Markos Moulitsas is a singular success story of the new media business. After the Army and college, in 2002 he founded the original, ultimate liberal group blog, Daily Kos, which has survived all competitors and is now basically the last of its kind. He cofounded the sports site SBNation in 2003, a company that would become Vox Media.
I’ve known Moulitsas from the small world of political blogs, just a little, for years, and back in March 2014, I realized that he’d been awfully quiet, so I emailed him to ask what he was up to.
“I ask because you've always been up to such interesting things: SBNation (which weirdly people don't seem to know you started); Daily Kos; and then you were maybe the first of the big bloggers to realize that moment had passed, and to step away,” I wrote him. “So I got it into my head that you're probably working on the next big thing and I wondered what it was.”
“I've always got stuff percolating, but nothing I'm ready to announce just yet,” he replied. “Sorry!”
This Sunday, just shy of four years later, he replied on that old email thread. Moulitsas has been up to something, it just took a little longer than he expected. And what Moulitsas has been up to is characteristically ambitious and characteristically a bit apart from everyone else’s obsessions: He’s been building a public opinion research company.
What makes his company, Civiqs, different is the scale of data it has collected: The company says it has — through years of online advertising — recruited a geographically and ideologically diverse panel of nearly a million volunteers, and counting, who take short daily online surveys; respondents are also matched to lists of voters. Civiqs uses that giant pool to ask 150 questions every day. And that scale and regularity means that it can see national opinion trends develop — and then easily and significantly slice them along demographic or geographical lines.
Political and commercial survey research is increasingly shifting to online panels like Civiqs, though traditionalists defend telephone polling. But the new platform's scale and sophistication marks "a major development in polling, and a really exciting one at that," says Dan Hopkins, a political scientist at the University of Pennsylvania who has taken a look at Civiqs’ operation as an unpaid adviser.
In one striking example, Civiqs’ data shows how every recent mass shooting has affected public opinion, and the real shock Parkland delivered to the American system — and particularly to the views of white suburban women whose votes will be key to the 2018 midterms:
Opinions about gun control over time:
Opinions about gun control among white Republican women over time:
Moulitsas has always been more interested in polling, tactics, and, broadly, politics than many of his peers on the American left. Where others debated, for instance, the merits of centrist Hillary Clinton and progressive Bernie Sanders, Daily Kos stayed neutral — and its Daily Kos Elections drew bipartisan respect as a supremely nerdy source of election analysis. He’s not neutral — indeed, he’s the author of The Resistance Handbook: 45 Ways to Fight Trump — but he’s also more focused on beating Republicans than on purifying his party.
The new data, Moulitsas said, should show Democrats how to win.
“We’re the reality-based community and we’ve always prided ourselves on our allegiance to data,” he said. “We don’t talk about what the American people think — we look at the data. A lot of that is practical. We want a more progressive America, and to get there we need to know how to win.”

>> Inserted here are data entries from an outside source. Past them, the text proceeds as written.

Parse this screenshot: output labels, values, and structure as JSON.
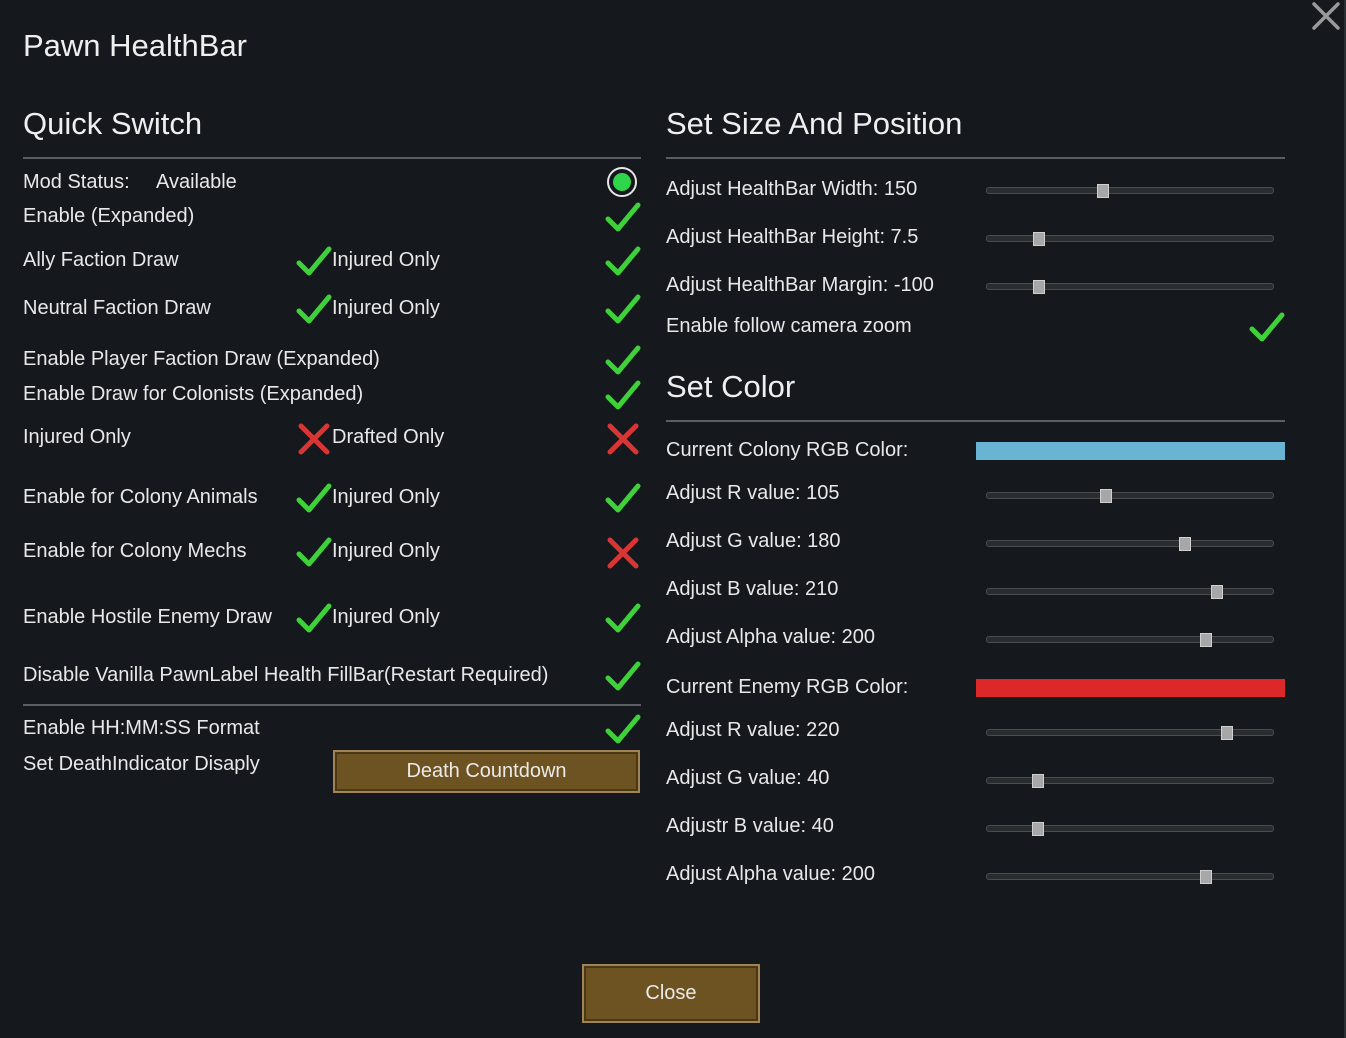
{
  "window": {
    "title": "Pawn HealthBar"
  },
  "quick_switch": {
    "heading": "Quick Switch",
    "mod_status_label": "Mod Status:",
    "mod_status_value": "Available",
    "rows": [
      {
        "label": "Enable (Expanded)"
      },
      {
        "label": "Ally Faction Draw",
        "sub_label": "Injured Only"
      },
      {
        "label": "Neutral Faction Draw",
        "sub_label": "Injured Only"
      },
      {
        "label": "Enable Player Faction Draw (Expanded)"
      },
      {
        "label": "Enable Draw for Colonists (Expanded)"
      },
      {
        "label": "Injured Only",
        "sub_label": "Drafted Only"
      },
      {
        "label": "Enable for Colony Animals",
        "sub_label": "Injured Only"
      },
      {
        "label": "Enable for Colony Mechs",
        "sub_label": "Injured Only"
      },
      {
        "label": "Enable Hostile Enemy Draw",
        "sub_label": "Injured Only"
      },
      {
        "label": "Disable Vanilla PawnLabel Health FillBar(Restart Required)"
      },
      {
        "label": "Enable HH:MM:SS Format"
      },
      {
        "label": "Set DeathIndicator Disaply"
      }
    ],
    "death_indicator_button": "Death Countdown"
  },
  "size_position": {
    "heading": "Set Size And Position",
    "width_label": "Adjust HealthBar Width:  150",
    "height_label": "Adjust HealthBar Height:  7.5",
    "margin_label": "Adjust HealthBar Margin:  -100",
    "follow_zoom_label": "Enable follow camera zoom",
    "width_fraction": 0.4,
    "height_fraction": 0.16,
    "margin_fraction": 0.16
  },
  "set_color": {
    "heading": "Set Color",
    "colony_label": "Current Colony RGB Color:",
    "colony_color": "#69b4d2",
    "colony_r_label": "Adjust R value:  105",
    "colony_g_label": "Adjust G value:  180",
    "colony_b_label": "Adjust B value:  210",
    "colony_a_label": "Adjust Alpha value:  200",
    "colony_r": 105,
    "colony_g": 180,
    "colony_b": 210,
    "colony_a": 200,
    "enemy_label": "Current Enemy RGB Color:",
    "enemy_color": "#dc2828",
    "enemy_r_label": "Adjust R value:  220",
    "enemy_g_label": "Adjust G value:  40",
    "enemy_b_label": "Adjustr B value:  40",
    "enemy_a_label": "Adjust Alpha value:  200",
    "enemy_r": 220,
    "enemy_g": 40,
    "enemy_b": 40,
    "enemy_a": 200
  },
  "footer": {
    "close_label": "Close"
  },
  "icons": {
    "check": "check-icon",
    "cross": "cross-icon",
    "status": "status-radio-icon",
    "close": "close-x-icon"
  },
  "colors": {
    "check": "#3fd13a",
    "cross": "#d93535",
    "button": "#6e5322",
    "status_on": "#2fd64a"
  }
}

Here’s some of what the data is telling him: that the liberal base is “fired up”; that the tax law brought the conservative base “back to life”; and that “they love Donald Trump and they hate Mitch McConnell and Paul Ryan.”
Practically speaking, that means Democrats should shut up about impeaching the president.
“If you run against Donald Trump and you put him on the ballot, you risk bringing out more Republicans. Talking about impeachment puts Donald Trump on the ballot,” he said. “My argument would be to run against Mitch McConnell and Paul Ryan — they’re very unpopular and they depress the Republican base. Keep Donald Trump off the ballot to the extent possible.”
“I used to say that about guns, but after Parkland, we’ve seen insane numbers for white Republican women — they’ve gone from 10% to 30%” in support of gun control, he said. “For the first time, the gun issue may actually work in our favor.”
This data is coming from a 12-person shop operating as an arm of Kos Media out of Moulitsas’s headquarters on the 15th floor of an Oakland office tower, with a view over City Hall to the bay. Civiqs’ director and chief scientist is Drew Linzer, a former YouGov pollster and political science PhD who was an associate professor at Emory.
Linzer said the company’s slow launch stemmed from two challenges: assembling the massive panel and building an interface to surface the massive amounts of data they’d assembled. Some of the data will be public; some will be available to academics, media, and campaigns, for a fee.
“It’s really about the quantity and detail of the data that we’re collecting and releasing,” Linzer said.
Civiqs launches Tuesday, and this article may or may not be the first real piece about it. Moulitsas isn’t doing a PR rollout, but said he’d shared some details with the obvious "data nerds" — Nate Silver, et al. He’s also publishing his own launch post on a midnight, Pacific time, embargo but on some reflection didn’t mind BuzzFeed News publishing at midnight, Eastern.
Ben Smith is the editor-in-chief of BuzzFeed and is based in New York.